Волосы Трины, выкрашенные в огненно-рыжий цвет, были уложены в невероятно сложную прическу из множества косичек и еще каких-то непонятных завитков. Она деловито наносила черт знает что на лицо Евы.
— Кончай ерзать!
— Ради всего святого, когда ты это прекратишь?
— Когда закончу. Этот продукт поможет приглушить и замаскировать синяк под глазом. Могла бы хоть ради приличия попытаться не кровавить себе лицо перед самой свадьбой.
— Ну, извини. Надо было мне постараться и не попасть в паникующую толпу, раз уж синяк под глазом не идет по цвету к моему платью.
— Ну а я что говорю? — одобрительно кивнула Трина. — Ничего, все не так уж страшно. В основном мы справились еще вчера, когда ты наконец соизволила появиться.
— Слушай, кончай вцепляться мне в зад! Я засадила за решетку двух жестоких убийц.
— Внесу в таблицу очков в твоей колонке, — сказала Трина, выдувая пузыри из жевательной резинки.

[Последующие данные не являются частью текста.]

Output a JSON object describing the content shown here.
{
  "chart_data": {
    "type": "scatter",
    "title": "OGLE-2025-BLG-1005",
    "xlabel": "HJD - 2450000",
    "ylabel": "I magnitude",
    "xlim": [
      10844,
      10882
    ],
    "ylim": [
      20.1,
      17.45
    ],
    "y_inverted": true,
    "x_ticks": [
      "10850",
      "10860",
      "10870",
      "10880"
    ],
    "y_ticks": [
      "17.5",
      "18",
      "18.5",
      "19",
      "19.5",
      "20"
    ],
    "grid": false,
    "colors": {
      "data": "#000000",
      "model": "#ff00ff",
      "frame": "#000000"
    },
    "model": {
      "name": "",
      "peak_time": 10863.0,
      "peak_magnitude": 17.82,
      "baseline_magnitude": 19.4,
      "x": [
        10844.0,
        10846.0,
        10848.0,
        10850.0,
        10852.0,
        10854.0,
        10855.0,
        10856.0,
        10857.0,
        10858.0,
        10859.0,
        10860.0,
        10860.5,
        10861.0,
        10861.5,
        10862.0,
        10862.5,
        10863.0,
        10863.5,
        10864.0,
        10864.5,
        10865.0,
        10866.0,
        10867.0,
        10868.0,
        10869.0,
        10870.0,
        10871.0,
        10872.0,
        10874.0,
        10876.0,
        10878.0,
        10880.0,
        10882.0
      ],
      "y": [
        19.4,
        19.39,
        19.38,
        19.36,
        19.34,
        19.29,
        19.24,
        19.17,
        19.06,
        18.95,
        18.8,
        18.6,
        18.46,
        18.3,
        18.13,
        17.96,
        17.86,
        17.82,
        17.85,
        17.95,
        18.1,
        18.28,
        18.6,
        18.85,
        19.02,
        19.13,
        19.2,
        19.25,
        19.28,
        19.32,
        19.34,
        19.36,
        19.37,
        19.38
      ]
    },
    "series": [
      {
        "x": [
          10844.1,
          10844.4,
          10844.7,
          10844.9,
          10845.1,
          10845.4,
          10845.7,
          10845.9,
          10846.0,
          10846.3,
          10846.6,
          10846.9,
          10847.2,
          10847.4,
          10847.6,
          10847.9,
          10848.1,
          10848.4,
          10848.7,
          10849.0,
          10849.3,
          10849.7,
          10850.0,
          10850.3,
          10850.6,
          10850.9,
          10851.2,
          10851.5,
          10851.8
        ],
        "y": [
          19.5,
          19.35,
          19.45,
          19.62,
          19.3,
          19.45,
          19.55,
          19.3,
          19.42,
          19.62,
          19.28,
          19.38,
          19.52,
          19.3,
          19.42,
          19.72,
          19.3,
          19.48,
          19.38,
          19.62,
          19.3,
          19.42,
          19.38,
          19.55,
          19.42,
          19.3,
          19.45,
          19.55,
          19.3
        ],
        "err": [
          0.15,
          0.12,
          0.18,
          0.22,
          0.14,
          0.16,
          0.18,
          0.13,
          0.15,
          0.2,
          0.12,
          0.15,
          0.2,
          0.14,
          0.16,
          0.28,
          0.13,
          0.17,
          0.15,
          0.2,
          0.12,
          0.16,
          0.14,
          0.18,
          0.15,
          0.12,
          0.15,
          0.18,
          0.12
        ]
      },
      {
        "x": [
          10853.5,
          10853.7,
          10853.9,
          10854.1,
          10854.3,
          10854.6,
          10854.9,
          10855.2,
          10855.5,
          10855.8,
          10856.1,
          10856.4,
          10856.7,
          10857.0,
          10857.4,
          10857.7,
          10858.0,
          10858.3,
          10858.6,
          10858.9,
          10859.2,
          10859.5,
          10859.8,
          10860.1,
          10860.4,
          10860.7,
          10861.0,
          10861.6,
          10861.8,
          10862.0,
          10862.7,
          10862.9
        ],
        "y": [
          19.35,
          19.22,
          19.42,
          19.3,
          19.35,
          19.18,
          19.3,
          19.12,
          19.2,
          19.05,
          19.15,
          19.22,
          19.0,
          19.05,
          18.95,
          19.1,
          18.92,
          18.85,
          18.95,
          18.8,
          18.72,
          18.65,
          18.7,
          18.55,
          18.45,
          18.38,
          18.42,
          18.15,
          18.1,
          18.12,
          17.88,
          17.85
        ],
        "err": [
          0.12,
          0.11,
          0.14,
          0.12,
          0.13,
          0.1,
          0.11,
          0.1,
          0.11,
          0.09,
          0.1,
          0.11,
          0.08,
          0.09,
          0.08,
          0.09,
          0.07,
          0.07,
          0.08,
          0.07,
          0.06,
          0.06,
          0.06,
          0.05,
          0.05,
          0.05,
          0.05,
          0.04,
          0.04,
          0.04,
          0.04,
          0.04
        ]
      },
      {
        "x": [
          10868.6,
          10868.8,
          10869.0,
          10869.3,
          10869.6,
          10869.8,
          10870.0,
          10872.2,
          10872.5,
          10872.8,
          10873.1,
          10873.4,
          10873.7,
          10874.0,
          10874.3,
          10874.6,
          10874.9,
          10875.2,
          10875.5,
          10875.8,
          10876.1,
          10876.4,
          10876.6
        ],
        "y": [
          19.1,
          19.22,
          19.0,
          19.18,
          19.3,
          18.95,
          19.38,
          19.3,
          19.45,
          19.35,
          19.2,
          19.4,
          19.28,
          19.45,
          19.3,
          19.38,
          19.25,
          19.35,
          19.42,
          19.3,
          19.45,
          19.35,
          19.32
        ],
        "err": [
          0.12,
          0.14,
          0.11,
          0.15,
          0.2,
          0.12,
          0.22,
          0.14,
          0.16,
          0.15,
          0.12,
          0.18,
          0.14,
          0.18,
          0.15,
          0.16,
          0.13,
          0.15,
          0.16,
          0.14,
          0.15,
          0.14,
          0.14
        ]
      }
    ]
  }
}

К ним подошла Пибоди. Ее черные волосы, уложенные мягкими волнами, сияли, лицо уже было приведено в порядок и накрашено. Она наклонилась над плечом Трины.
— Синяк уже почти незаметен. И кожа у нее так посвежела!
— Погоди, я еще базовый тон наложу.
— Ты еще что-то собираешься накладывать? — встревожилась Ева. — На мне уже на дюйм штукатурки! Почему мне нельзя просто…
— Кончай огрызаться. Почему тебе не принести ей шампанского? — обратилась Трина к Пибоди. — Пусть это впитается немного, а я пока займусь Луизой. — Трина улыбнулась Еве с горькой укоризной: — Луизе так много работы не требуется.
— Сейчас принесу.
И Пибоди отчалила. Она уже нарядилась в текучее голубое платье, но была еще босиком.
Подбежала Мэвис в облегающем, как вторая кожа, мини-платье почти такого же огненно-красного цвета, как волосы Трины, и в таких же босоножках на головокружительных каблуках в виде сердечек.